Ghosting on a discrete contact-switch keyboard is inexcusable, of course.
I am not sure about costs, though, I did not consider membrane keyboards for my research. Membranes are extremely cheap. Not just because of the membranes being cheap but also because there is no assembly (PCB is contacts, no assembly required for switches) and because there might not be need for double-sided PCB. In this case diodes could force double-sided PCB, vias, and maybe even double sided assembly.
i have the misfortune of being the guy my friends, family etc call when their computers go bork and one of the little things that just really shine is the easy function-key-shortcut builtin to the board that will swap between windows- and mac style modifier layouts, it wound up being far more than some bellwhistle i initially thought it would be
unfortunately since it was my first real mech it also was something of a guinea pig. i learned to solder switches by swapping them out, and the connections are kinda janked now, and i sometimes have to wack it like an old TV to get it to register certain keypresses.
i'm currently using a durgod TKL, it's almost a suitable equal in all the areas that made me love the CM board.. but man i wish i'd been able to snag another masterkeys, even used, before the supply dried up.
Are you interested in a Masterkeys S with cherry blue switches?
I switched to a Durgod with brown switches and couldn't be happier.
However: I want tactility, and with regards to tactility very few switches actually beat good rubber domes. Not rubber domes as in topre, just generally. The switches that do provide tactility (I would say that the matias switches are a good example) have been less reliable than a good rubber dome for a lot more money(at least outside matias' own keyboards).
Also, with a lot of these non-cherry switches I have found binding issues, and as we all know binding is the keyboard antichrist.
The only solution to getting a properly tactile switch I have found to be to buy increasingly expensive switches and build your own board, which I have no interest in whatsoever, or just buying a buckling spring board, where you will get a lovely 2KRO for non-modifier keys (unicomp is updating their process and releasing the "new model m" btw).
After all this, I don't understand the craze for mechanical keyboards. For linear boards there is really no good option, but for typists a good dome board (with slider) will be just as good and cost less than half as much.
After spending some time researching various aspects of keyboard design I come to conclusion that any ghosting or other artifacts are just lazy design.
These could have been explained decades ago when chips where expensive, but today you could technically just as easily devote a single pin to every key. On the other hand if you want to put diodes, surface mount diode cost (ie part + assembly) still pales in comparison to the cost of cheapest mechanical switch.
Rather than lazy, you should assume cheap. Consumer hardware is usually optimized to cut costs.

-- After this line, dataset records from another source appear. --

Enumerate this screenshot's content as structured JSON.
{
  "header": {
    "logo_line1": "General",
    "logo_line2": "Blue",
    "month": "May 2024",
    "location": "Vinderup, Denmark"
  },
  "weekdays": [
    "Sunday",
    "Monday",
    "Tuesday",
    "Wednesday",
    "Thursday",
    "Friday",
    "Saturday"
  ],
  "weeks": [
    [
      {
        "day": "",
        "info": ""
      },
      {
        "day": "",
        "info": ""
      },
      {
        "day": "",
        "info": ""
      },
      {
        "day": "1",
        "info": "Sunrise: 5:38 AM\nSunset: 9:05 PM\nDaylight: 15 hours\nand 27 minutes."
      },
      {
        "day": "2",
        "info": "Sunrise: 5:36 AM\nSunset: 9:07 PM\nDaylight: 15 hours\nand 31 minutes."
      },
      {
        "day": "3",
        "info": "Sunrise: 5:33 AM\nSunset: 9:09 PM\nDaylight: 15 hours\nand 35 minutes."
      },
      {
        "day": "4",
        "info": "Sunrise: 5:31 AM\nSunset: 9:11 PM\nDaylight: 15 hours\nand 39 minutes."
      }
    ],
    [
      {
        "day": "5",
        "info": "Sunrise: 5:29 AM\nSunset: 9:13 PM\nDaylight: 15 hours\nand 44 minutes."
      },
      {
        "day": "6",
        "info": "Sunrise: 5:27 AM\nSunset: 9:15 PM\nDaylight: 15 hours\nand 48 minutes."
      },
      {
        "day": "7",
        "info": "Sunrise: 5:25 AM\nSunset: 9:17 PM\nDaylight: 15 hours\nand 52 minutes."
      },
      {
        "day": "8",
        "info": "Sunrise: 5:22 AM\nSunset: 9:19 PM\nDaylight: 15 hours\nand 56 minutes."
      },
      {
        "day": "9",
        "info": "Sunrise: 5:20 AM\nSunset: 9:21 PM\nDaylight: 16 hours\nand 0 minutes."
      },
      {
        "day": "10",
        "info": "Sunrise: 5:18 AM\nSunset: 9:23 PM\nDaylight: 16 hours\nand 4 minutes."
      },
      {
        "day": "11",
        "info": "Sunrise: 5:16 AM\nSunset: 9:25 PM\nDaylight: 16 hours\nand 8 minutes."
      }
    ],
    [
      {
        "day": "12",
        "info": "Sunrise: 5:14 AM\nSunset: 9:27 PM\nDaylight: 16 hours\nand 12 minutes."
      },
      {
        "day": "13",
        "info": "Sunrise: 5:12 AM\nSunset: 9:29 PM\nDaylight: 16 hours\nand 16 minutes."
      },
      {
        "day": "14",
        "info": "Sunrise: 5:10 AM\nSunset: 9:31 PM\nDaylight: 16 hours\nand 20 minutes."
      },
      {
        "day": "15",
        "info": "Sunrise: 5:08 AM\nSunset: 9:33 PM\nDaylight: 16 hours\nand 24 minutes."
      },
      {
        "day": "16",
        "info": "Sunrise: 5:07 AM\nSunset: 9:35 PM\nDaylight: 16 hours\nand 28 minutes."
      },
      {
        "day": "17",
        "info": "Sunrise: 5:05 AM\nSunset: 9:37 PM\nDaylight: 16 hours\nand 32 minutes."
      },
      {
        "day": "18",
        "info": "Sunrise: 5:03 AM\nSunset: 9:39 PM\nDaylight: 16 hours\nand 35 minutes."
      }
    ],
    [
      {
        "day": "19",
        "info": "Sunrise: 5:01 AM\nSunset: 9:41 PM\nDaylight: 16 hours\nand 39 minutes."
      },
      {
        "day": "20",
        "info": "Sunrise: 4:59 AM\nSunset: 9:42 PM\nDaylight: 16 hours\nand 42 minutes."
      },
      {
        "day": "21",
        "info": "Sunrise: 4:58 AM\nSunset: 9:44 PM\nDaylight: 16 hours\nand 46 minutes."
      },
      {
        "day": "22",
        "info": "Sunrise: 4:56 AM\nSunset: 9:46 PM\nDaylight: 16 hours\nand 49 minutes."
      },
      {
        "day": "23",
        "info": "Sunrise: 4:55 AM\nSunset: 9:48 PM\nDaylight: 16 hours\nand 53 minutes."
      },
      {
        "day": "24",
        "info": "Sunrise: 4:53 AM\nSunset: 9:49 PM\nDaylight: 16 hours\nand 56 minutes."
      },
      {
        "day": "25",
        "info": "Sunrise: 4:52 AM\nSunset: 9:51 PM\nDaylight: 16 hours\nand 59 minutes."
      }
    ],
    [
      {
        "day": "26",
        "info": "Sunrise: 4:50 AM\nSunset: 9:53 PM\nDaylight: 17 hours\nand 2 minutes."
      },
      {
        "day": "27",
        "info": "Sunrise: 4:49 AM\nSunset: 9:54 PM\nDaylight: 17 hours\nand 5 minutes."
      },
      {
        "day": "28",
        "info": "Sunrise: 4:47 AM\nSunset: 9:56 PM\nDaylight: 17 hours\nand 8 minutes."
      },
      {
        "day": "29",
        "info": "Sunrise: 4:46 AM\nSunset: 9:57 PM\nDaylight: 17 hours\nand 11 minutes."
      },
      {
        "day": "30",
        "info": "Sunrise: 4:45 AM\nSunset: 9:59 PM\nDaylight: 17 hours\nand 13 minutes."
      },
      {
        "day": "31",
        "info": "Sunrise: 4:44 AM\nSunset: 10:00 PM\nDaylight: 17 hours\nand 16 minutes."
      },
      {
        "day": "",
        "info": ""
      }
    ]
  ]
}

But if you put the switches in a 10x10 matrix, then you just need 10+10 = 20 pins, enabling a cheaper micro, cheaper interconnect from the membrane switches to the PCB, etc. That's the benefit, but it comes at the cost of that ghosting (unless you add extra complexity, like a diode in series with each switch). Good keyboard vendors try to lay out the matrix so important key combinations don't ghost, like any combination of modifiers, WASD, etc.
The alternative that I would suggest you consider is I/O expander chips so you can use any mcu with a handful of pins. MCP23 seems popular, see e.g. https://www.abelectronics.co.uk/p/54/io-pi-plus
https://eu.mouser.com/Semiconductors/Interface-ICs/Interface...
The other keyboard problem was debouncing. (Glad to see the spellchecker knows that word.) The proper way to debounce would be to have a key switch with three terminals. Cheap home computers didn't do that, obviously. Do modern keyboards do that?